You are viewing a plain text version of this content. The canonical link for it is here.
Posted to issues@spark.apache.org by "Sean Owen (JIRA)" <ji...@apache.org> on 2016/09/13 09:31:21 UTC

[jira] [Commented] (SPARK-17521) Error when I use sparkContext.makeRDD(Seq())

    [ https://issues.apache.org/jira/browse/SPARK-17521?page=com.atlassian.jira.plugin.system.issuetabpanels:comment-tabpanel&focusedCommentId=15486773#comment-15486773 ] 

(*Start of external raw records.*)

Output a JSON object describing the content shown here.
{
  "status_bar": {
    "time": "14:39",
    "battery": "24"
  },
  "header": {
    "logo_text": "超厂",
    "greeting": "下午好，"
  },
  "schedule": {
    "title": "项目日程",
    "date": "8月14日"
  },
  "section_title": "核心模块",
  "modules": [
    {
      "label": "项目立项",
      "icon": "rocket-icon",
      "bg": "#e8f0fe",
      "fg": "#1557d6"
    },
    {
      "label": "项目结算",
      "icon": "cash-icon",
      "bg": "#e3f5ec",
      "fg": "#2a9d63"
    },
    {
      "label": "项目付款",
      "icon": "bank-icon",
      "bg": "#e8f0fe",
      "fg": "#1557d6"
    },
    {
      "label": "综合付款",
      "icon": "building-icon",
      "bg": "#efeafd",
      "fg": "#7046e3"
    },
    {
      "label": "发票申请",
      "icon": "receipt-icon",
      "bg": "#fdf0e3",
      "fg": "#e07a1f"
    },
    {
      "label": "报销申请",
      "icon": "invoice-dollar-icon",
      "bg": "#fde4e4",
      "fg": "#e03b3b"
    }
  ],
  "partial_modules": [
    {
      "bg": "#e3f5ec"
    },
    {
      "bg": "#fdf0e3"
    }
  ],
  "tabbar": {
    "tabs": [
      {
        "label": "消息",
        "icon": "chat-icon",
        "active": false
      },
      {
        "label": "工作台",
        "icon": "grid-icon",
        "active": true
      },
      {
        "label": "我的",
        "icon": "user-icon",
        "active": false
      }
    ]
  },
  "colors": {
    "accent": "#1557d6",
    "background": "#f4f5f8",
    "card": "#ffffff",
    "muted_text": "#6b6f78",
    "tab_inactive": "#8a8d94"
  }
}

Sean Owen commented on SPARK-17521:
-----------------------------------

Wow, I admit I didn't even know this overload existed:

{code}
  def makeRDD[T: ClassTag](seq: Seq[(T, Seq[String])]): RDD[T] = withScope {
    assertNotStopped()
    val indexToPrefs = seq.zipWithIndex.map(t => (t._2, t._1._2)).toMap
    new ParallelCollectionRDD[T](this, seq.map(_._1), seq.size, indexToPrefs)
  }
{code}

This is the only place the 'location prefs' is used. It looks like this is a very old API: https://github.com/apache/spark/commit/c36ca10241991d46f2f1513b2c0c5e369d8b34f9

Anyway, your fix is correct and easy, sure. But I also wonder if we should deprecated makeRDD. The other version just calls parallelize anyway.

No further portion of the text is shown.